The American Society of Pension Professionals and Actuaries yesterday named Michael J. Malone, an adviser at MJM401K, the…

The American Society of Pension Professionals and Actuaries yesterday named Michael J. Malone, an adviser at MJM401K, the winner of its 2011 401(k) Adviser Leadership Award.
Mr. Malone was chosen from 70 nominations and six semifinalists. His firm, with offices in Phoenix and Santa Monica, Calif., focuses on 401(k) plans for middle market firms with about 500 to 5,000 employees and manages $2 billion in plan assets.
Mr. Malone, along with finalists Joe Connell, senior benefits consultant with Financial Concepts Inc., and Jim O’Shaughnessy, managing principal at Sheridan Road Financial, spoke about what made their practices tick yesterday at ASPPA’s annual 401(k) Summit in Las Vegas.
Despite the fact that the firms focused on serving plan clients, the key to their success was helping employers influence employees to maximize their retirement accounts.
“It’s impossible for us to be in front of tens of thousands of participants,” said Mr. Malone. “We set out a communication and education plan focusing on three or four behaviors.” Employee behaviors to watch out for include participants who are contributing to the plan but not enough to get an employer match or employees under the age of 40 who have placed all of their money into a stable value fund option, he added.
For Mr. Connell, whose firm manages $1.2 billion in plan assets and who takes core responsibility for about 30 of his firm’s 98 plan clients, success at the plan level has been all about getting in front of participants. His firm holds at least two sessions each year with employees, but rollover capture isn’t the end game in this case. “We’re trying to stay the straight and narrow,” Mr. Connell said.
Rather, the firm works with employers and providers to help achieve the best results for participants hosting “laptop labs” and getting employees more comfortable with looking directly at their retirement accounts online. “Many providers put a full-time computer in the break room,” Mr. Connell said. “If you give them that time, the provider wins because new money comes into the plan. We have a fixed level charge and our assets grow. And the participant wins — they get a better measurement of statistics on their retirement success.”
Running a dually registered practice that focuses on plans with assets between $25 million to $250 million, Mr.

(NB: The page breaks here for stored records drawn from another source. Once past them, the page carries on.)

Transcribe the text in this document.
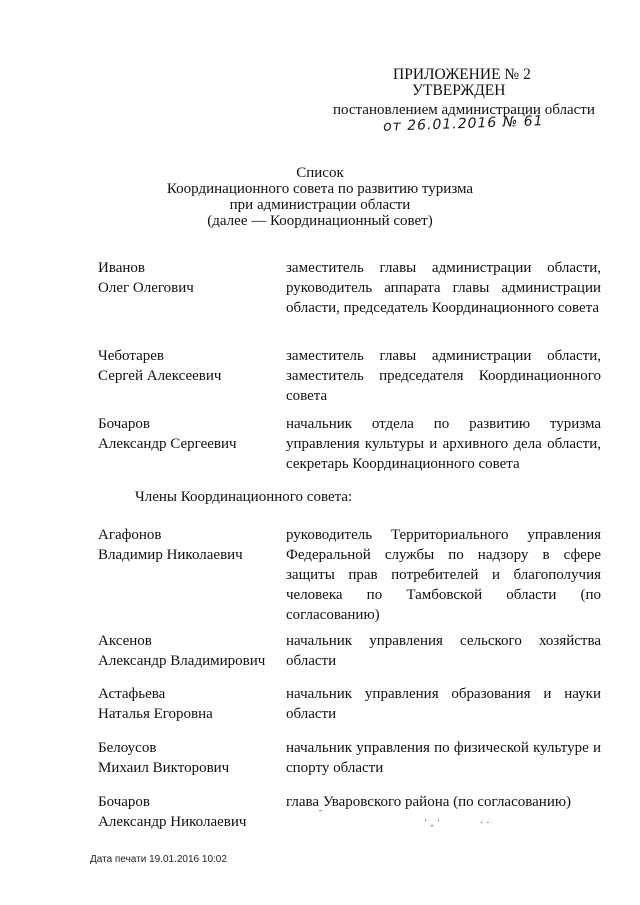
ПРИЛОЖЕНИЕ № 2
УТВЕРЖДЕН
постановлением администрации области
от 26.01.2016 № 61
Список
Координационного совета по развитию туризма
при администрации области
(далее — Координационный совет)
Иванов
Олег Олегович
заместитель главы администрации области, руководитель аппарата главы администрации области, председатель Координационного совета
Чеботарев
Сергей Алексеевич
заместитель главы администрации области, заместитель председателя Координационного совета
Бочаров
Александр Сергеевич
начальник отдела по развитию туризма управления культуры и архивного дела области, секретарь Координационного совета
Члены Координационного совета:
Агафонов
Владимир Николаевич
руководитель Территориального управления Федеральной службы по надзору в сфере защиты прав потребителей и благополучия человека по Тамбовской области (по согласованию)
Аксенов
Александр Владимирович
начальник управления сельского хозяйства области
Астафьева
Наталья Егоровна
начальник управления образования и науки области
Белоусов
Михаил Викторович
начальник управления по физической культуре и спорту области
Бочаров
Александр Николаевич
глава Уваровского района (по согласованию)
ˉ
· ‸ ·	· ·
Дата печати 19.01.2016 10:02
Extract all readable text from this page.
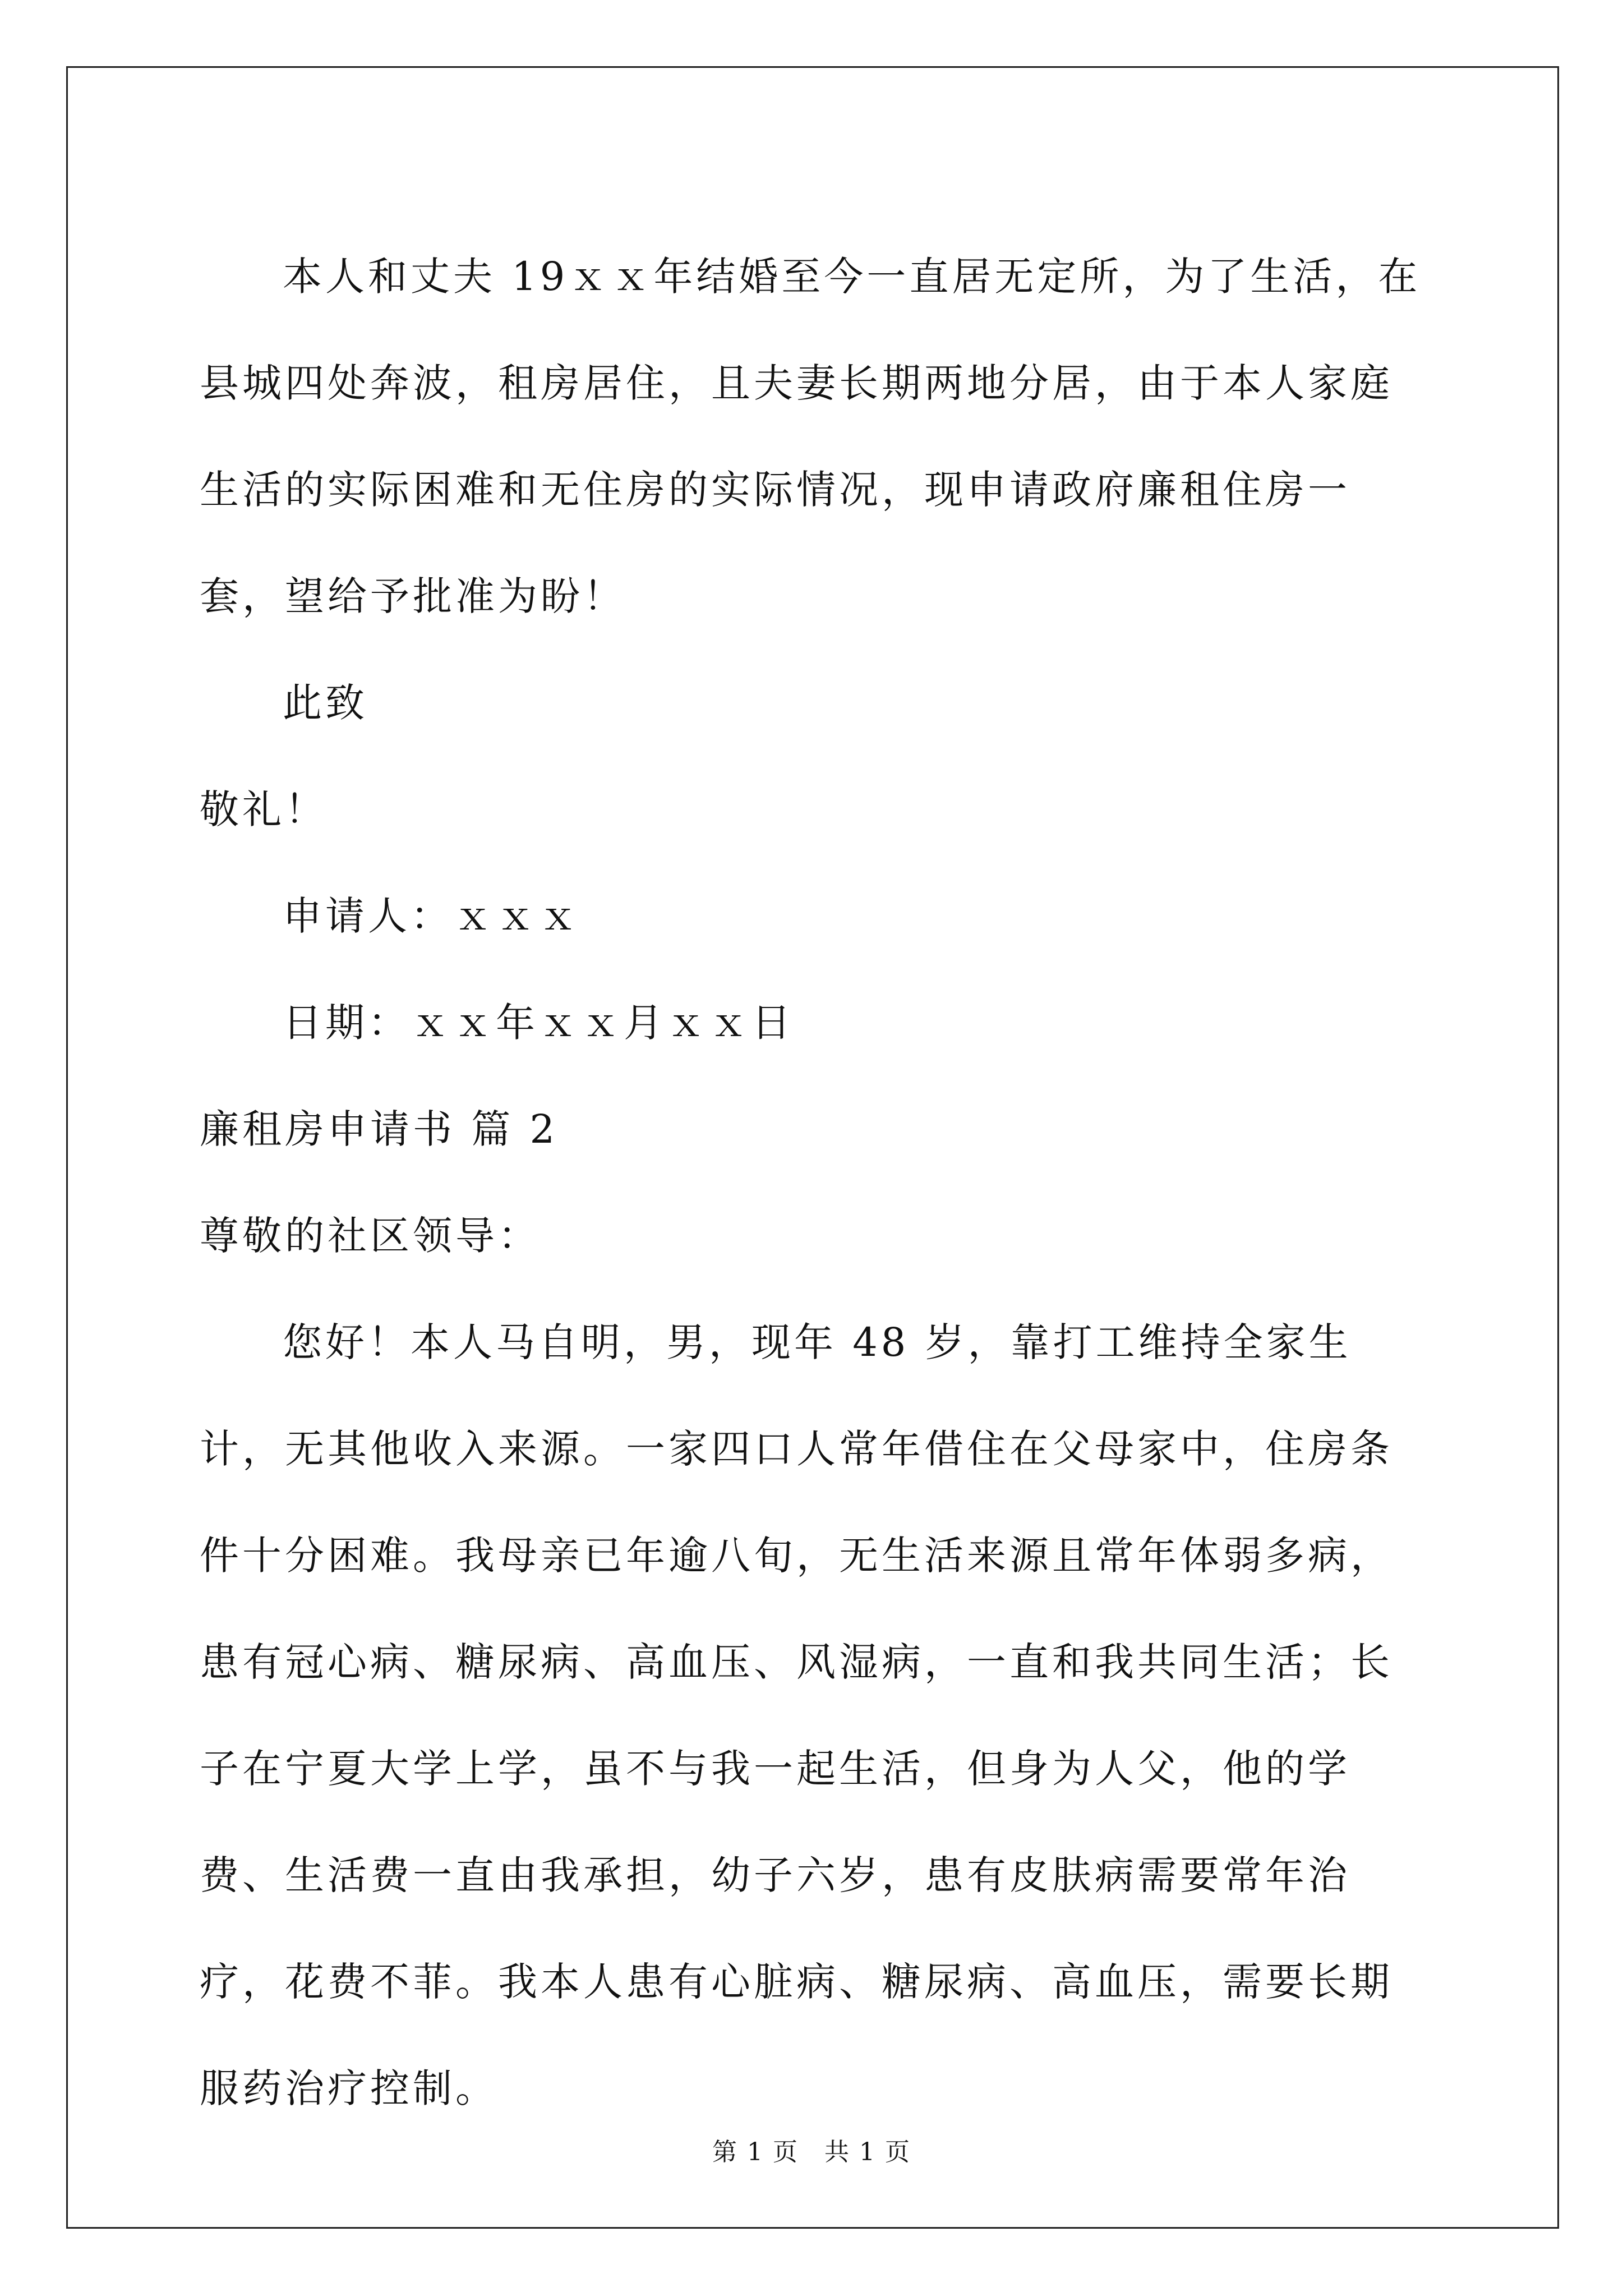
本人和丈夫 19ｘｘ年结婚至今一直居无定所，为了生活，在县城四处奔波，租房居住，且夫妻长期两地分居，由于本人家庭生活的实际困难和无住房的实际情况，现申请政府廉租住房一套，望给予批准为盼！

此致

敬礼！

申请人：ｘｘｘ

日期：ｘｘ年ｘｘ月ｘｘ日

廉租房申请书 篇 2

尊敬的社区领导：

您好！本人马自明，男，现年 48 岁，靠打工维持全家生计，无其他收入来源。一家四口人常年借住在父母家中，住房条件十分困难。我母亲已年逾八旬，无生活来源且常年体弱多病，患有冠心病、糖尿病、高血压、风湿病，一直和我共同生活；长子在宁夏大学上学，虽不与我一起生活，但身为人父，他的学费、生活费一直由我承担，幼子六岁，患有皮肤病需要常年治疗，花费不菲。我本人患有心脏病、糖尿病、高血压，需要长期服药治疗控制。

第 1 页　共 1 页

O’Shaugnessy had historically provided plan education for 401(k)s working on the brokerage side, while on the advisory side, he provides separately priced services.
On the advisory side, plan clients are seeking a better grasp of what service providers can do for them. That has required MJM401K to strengthen its relationships with service providers, step up communication with them and perform on-site due diligence to sniff out how exactly a service provider can help plan clients reach their goals.
“We find the wealth resources they have is never given the opportunity to be used by brokers and advisers; those resources may never make it to the plan sponsor,” Mr. O’Shaugnessy said.
In turn, that education gets passed on to the plan via group meetings.
“We push the plan sponsor to understand that this isn’t something you just implement and forget; they have to understand their goals and focus on improving outcomes,” Mr. O’Shaugnessy said.